Движение борцов за гражданские права выступило против сегрегации примерно век спустя, но это привело к еще большему насилию и новым страданиям. Невинных даже убивали. Джона Льюиса, члена палаты представителей – ныне он конгрессмен-демократ от штата Джорджия, – в 1960-е годы избили свинцовыми трубами «законопослушные» полицейские, когда он пытался покончить с дискриминацией законным путем
[66]. Против демонстрантов по всему Югу пускали в ход пожарные шланги и полицейских собак. Дети в церквях гибли под взрывами бомб. Активистов движения за гражданские права похищали и линчевали. Штаты, где среди населения была наивысшая доля прихожан, закрыли государственные школы, чтобы не пускать туда темнокожих детей: решили, что лучше остаться неграмотными, чем отказаться от привычных моделей дискриминации. Невозможно отрицать: эту часть страны охватила ярость, когда сегрегацию все же пришлось отменить. И точно так же нельзя отрицать, что христианство южных штатов не только оправдывало, но и поощряло этот гнев.

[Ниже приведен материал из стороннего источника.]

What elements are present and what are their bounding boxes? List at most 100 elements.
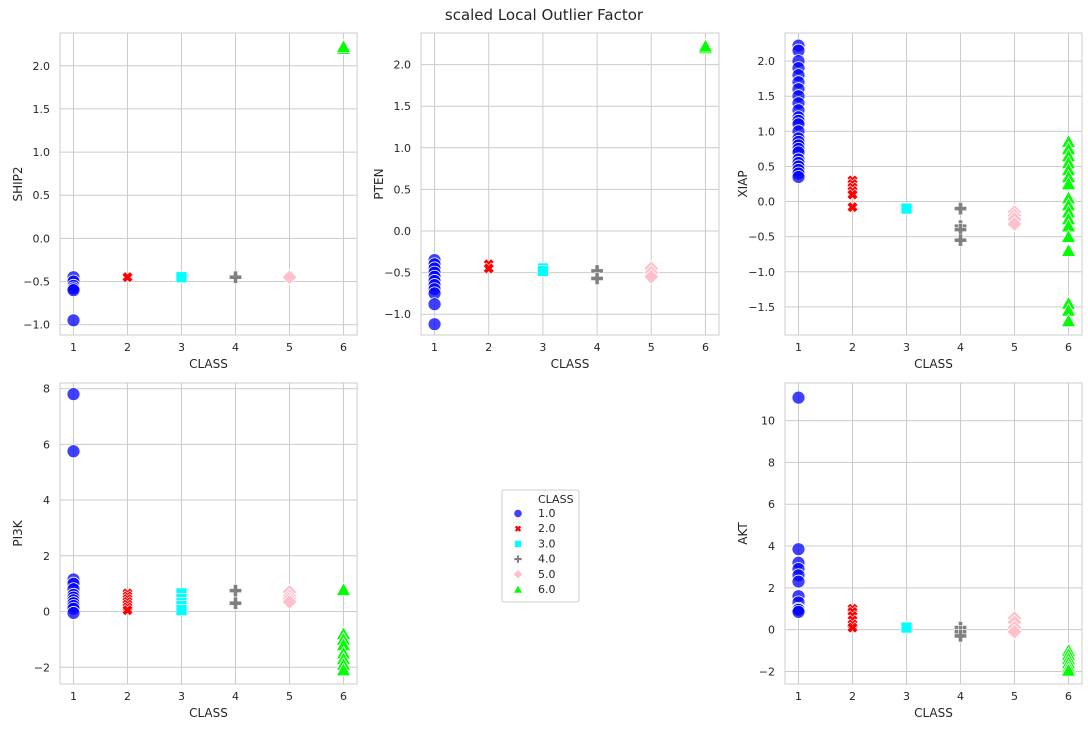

Я жил в те годы в небольшом городке с населением всего в 7500 человек на востоке Северной Каролины. Люди тогда исходили яростью. Они всей душой ратовали за сегрегацию. Когда в 1968 году в Мемфисе, в самом сердце «Библейского пояса», убили Мартина Лютера Кинга-младшего, иные авторы газетных колонок ликовали: мол, получил, что заслужил
[67]. Почти всегда эти авторы выступали от имени общественных и религиозных учреждений своих общин – как вполне официальные представители религиозного Юга. И они, и судьи, и всякие жюри, и прочие выборные чинуши соучаствовали в насилии – но, как и прежде, читали Библию, исправно ходили в церковь и оставались добрыми христианами. Последний суд над обвиняемым в убийстве гражданских активистов прошел только в 2005 году. Его звали Эдгар Рэй Киллен. В 1964 году в Филадельфии, штат Миссисипи, он убил Джеймса Чейни, Эндрю Гудмена и Майкла Швернера. Ранее все попытки отдать этого человека под суд пресекались властями штата. Жюри присяжных уже рассматривало дело, но не пришло к единому мнению. Когда же Киллена наконец осудили, интересно отметить: пресса характеризовала его не просто как известного «куклуксклановца», но, что еще важнее, как христианского проповедника в Баптистской церкви!
[68] Да, между религией и гневом – прямая связь.